Brussels zeznał podczas procesu, że DeSalvo cierpiał na schizofrenię paranoidalną, która była przyczyną dokonanych przez niego morderstw. Inni państwowi psychiatrzy nie poparli tej diagnozy.

Albert SeSalvo złapany przez policjantów / Wikimedia Commons

Kiedy DeSalvo znajdował się w szpitalu psychiatrycznym, psychiatra sądowy Abes Romey przez okres 35 dni analizował jego przypadek, by finalnie zdiagnozować u zabójcy socjopatię, co zeznał przed sądem.
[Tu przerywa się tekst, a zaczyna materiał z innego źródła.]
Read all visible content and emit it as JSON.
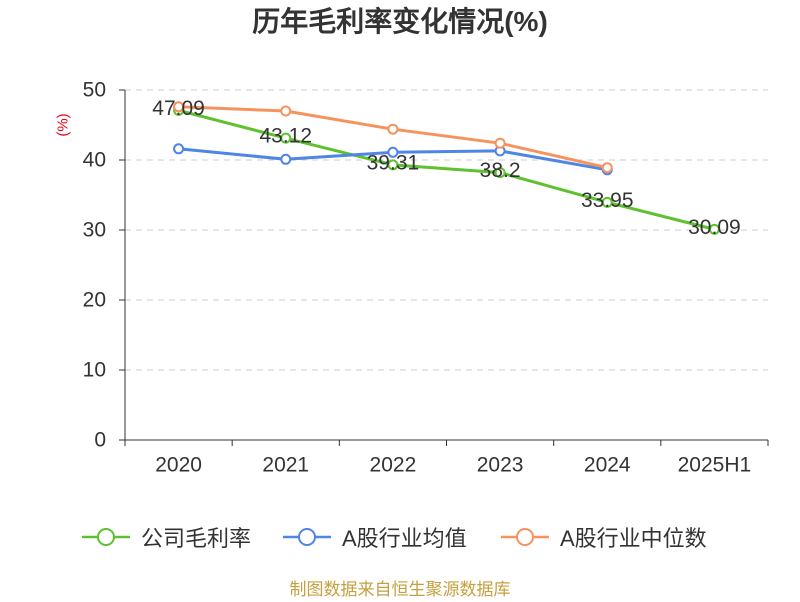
{
  "chart_data": {
    "type": "line",
    "title": "历年毛利率变化情况(%)",
    "ylabel": "(%)",
    "ylabel_color": "#e60012",
    "categories": [
      "2020",
      "2021",
      "2022",
      "2023",
      "2024",
      "2025H1"
    ],
    "ylim": [
      0,
      50
    ],
    "yticks": [
      0,
      10,
      20,
      30,
      40,
      50
    ],
    "grid": true,
    "legend_position": "bottom",
    "series": [
      {
        "name": "公司毛利率",
        "color": "#5ec12e",
        "data_labels": true,
        "values": [
          47.09,
          43.12,
          39.31,
          38.2,
          33.95,
          30.09
        ]
      },
      {
        "name": "A股行业均值",
        "color": "#4f86e3",
        "data_labels": false,
        "values": [
          41.6,
          40.1,
          41.1,
          41.3,
          38.6,
          null
        ]
      },
      {
        "name": "A股行业中位数",
        "color": "#f6935d",
        "data_labels": false,
        "values": [
          47.6,
          47.0,
          44.4,
          42.4,
          38.9,
          null
        ]
      }
    ]
  },
  "source_note": {
    "text": "制图数据来自恒生聚源数据库",
    "color": "#c5a03f"
  }
}
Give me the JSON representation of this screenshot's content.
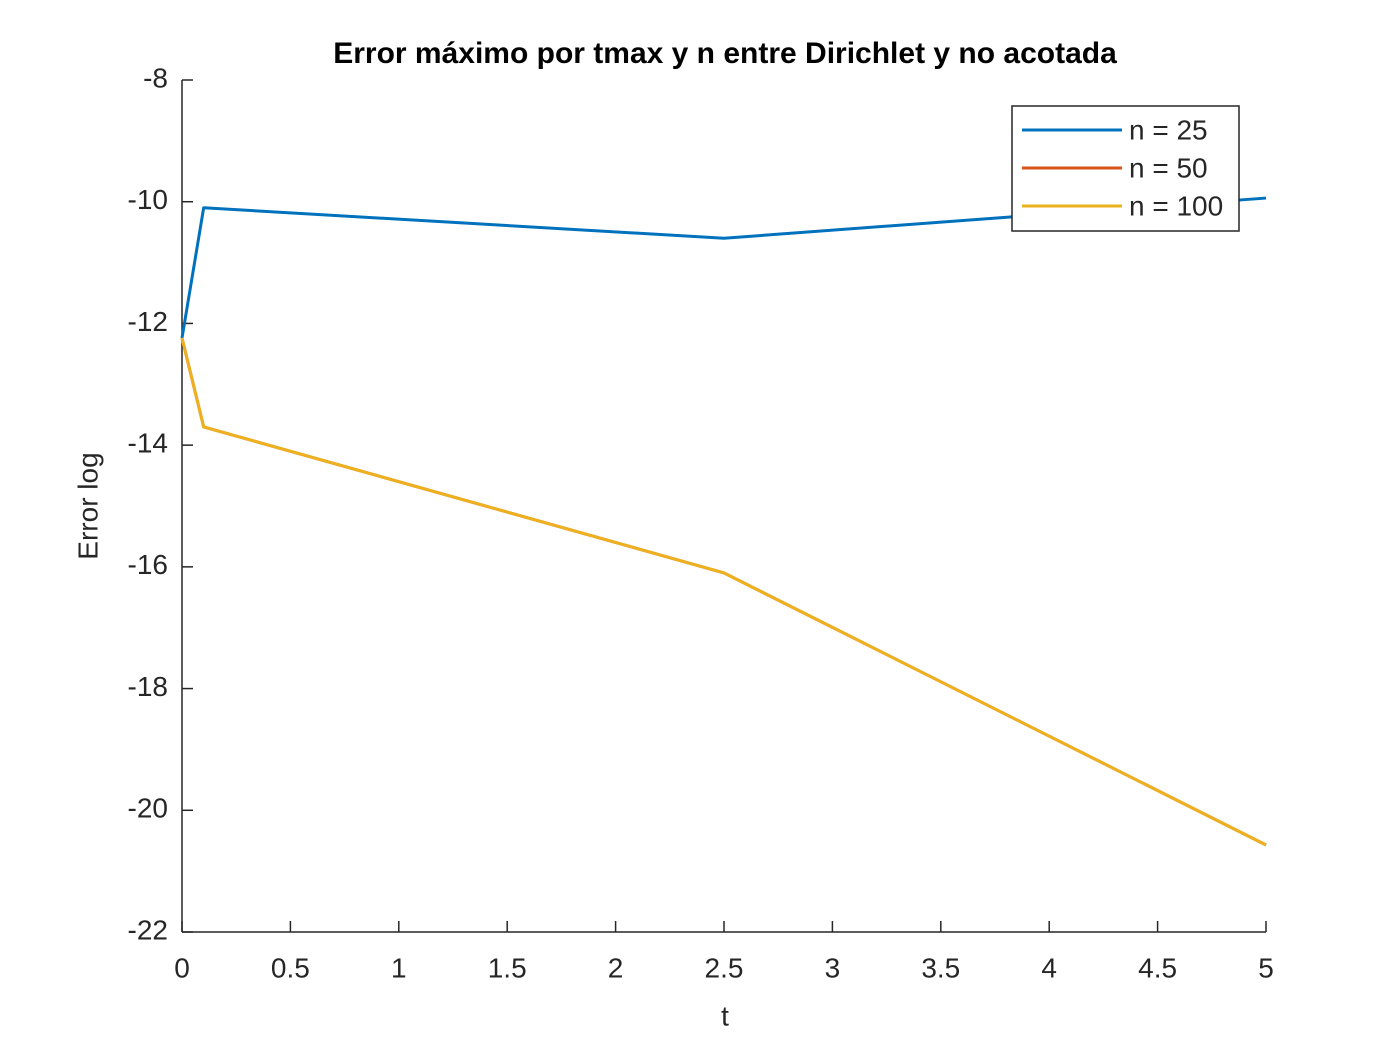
{
  "chart_data": {
    "type": "line",
    "title": "Error máximo por tmax y n entre Dirichlet y no acotada",
    "x_label": "t",
    "y_label": "Error log",
    "x": [
      0,
      0.1,
      2.5,
      5
    ],
    "series": [
      {
        "name": "n = 25",
        "color": "#0072BD",
        "values": [
          -12.24,
          -10.1,
          -10.6,
          -9.94
        ]
      },
      {
        "name": "n = 50",
        "color": "#D95319",
        "values": [
          -12.24,
          -13.7,
          -16.1,
          -20.57
        ]
      },
      {
        "name": "n = 100",
        "color": "#EDB120",
        "values": [
          -12.24,
          -13.7,
          -16.1,
          -20.57
        ]
      }
    ],
    "xlim": [
      0,
      5
    ],
    "xticks": [
      0,
      0.5,
      1,
      1.5,
      2,
      2.5,
      3,
      3.5,
      4,
      4.5,
      5
    ],
    "ylim": [
      -22,
      -8
    ],
    "yticks": [
      -22,
      -20,
      -18,
      -16,
      -14,
      -12,
      -10,
      -8
    ],
    "legend": "upper right"
  }
}
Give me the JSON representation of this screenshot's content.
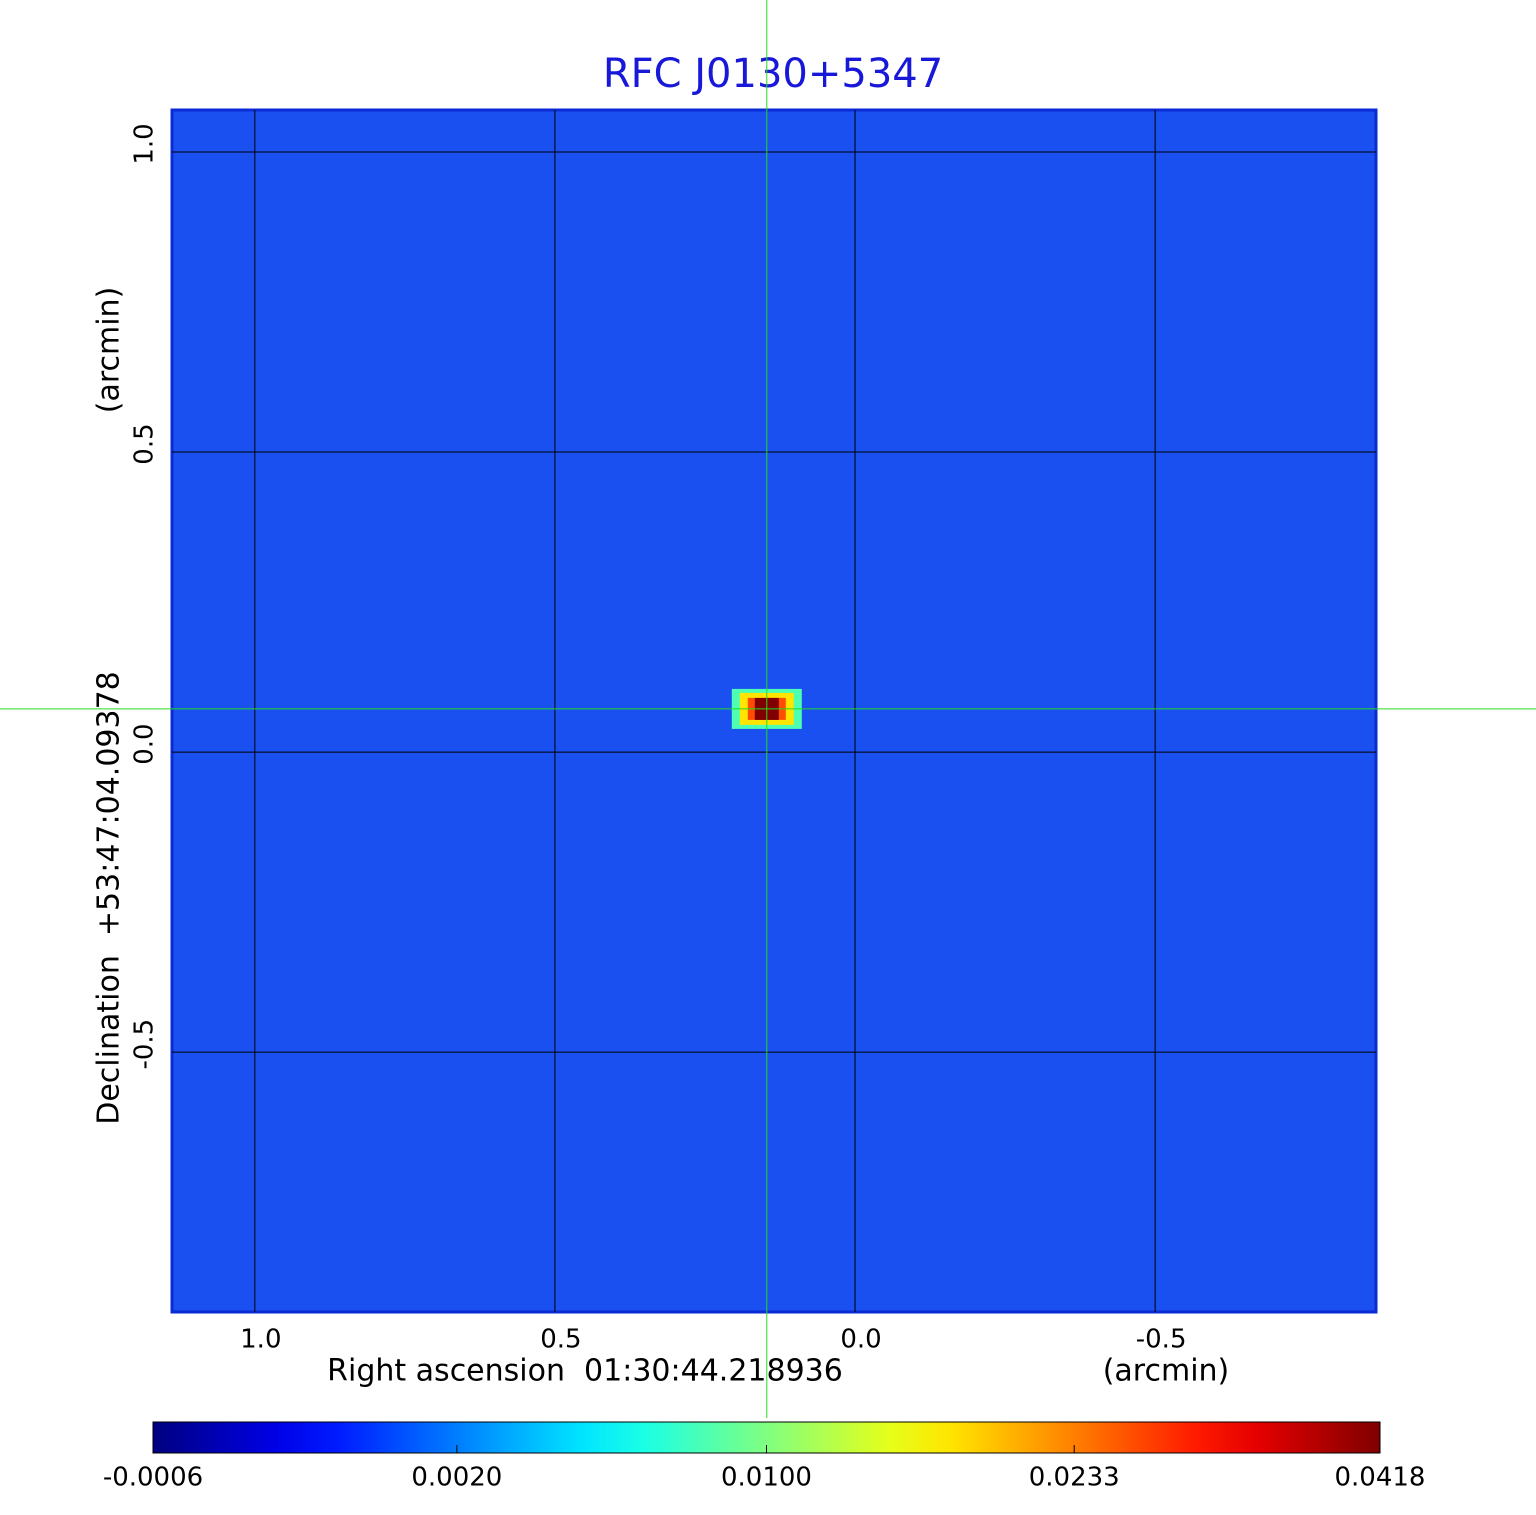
{
  "chart_data": {
    "type": "image",
    "title": "RFC J0130+5347",
    "xlabel": "Right ascension  01:30:44.218936",
    "xunit": "(arcmin)",
    "ylabel": "Declination  +53:47:04.09378",
    "yunit": "(arcmin)",
    "xlim": [
      1.138,
      -0.868
    ],
    "ylim": [
      -0.933,
      1.07
    ],
    "xticks": [
      {
        "value": 1,
        "label": "1.0"
      },
      0.5,
      {
        "value": 0,
        "label": "0.0"
      },
      -0.5
    ],
    "yticks": [
      -0.5,
      {
        "value": 0,
        "label": "0.0"
      },
      0.5,
      {
        "value": 1,
        "label": "1.0"
      }
    ],
    "grid": true,
    "colormap": "jet",
    "cscale": "sqrt",
    "clim": [
      -0.0006,
      0.0418
    ],
    "cticks": [
      -0.0006,
      {
        "value": 0.002,
        "label": "0.0020"
      },
      {
        "value": 0.01,
        "label": "0.0100"
      },
      0.0233,
      0.0418
    ],
    "source": {
      "x": 0.147,
      "y": 0.072,
      "peak": 0.0418
    }
  }
}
Dwóch kolejnych psychiatrów dało podobne świadectwo.

Sąd ostatecznie uznał DeSalvo za poczytalnego, mimo starań jego obrońców o potwierdzenie choroby psychicznej. Generalnie zgodzono się co do występowania u niego zaburzeń psychicznych, jednak przyjęto, że był w stanie kontrolować swoje impulsy i rozróżnić dobro od zła, dlatego uznano go za winnego dokonanych czynów.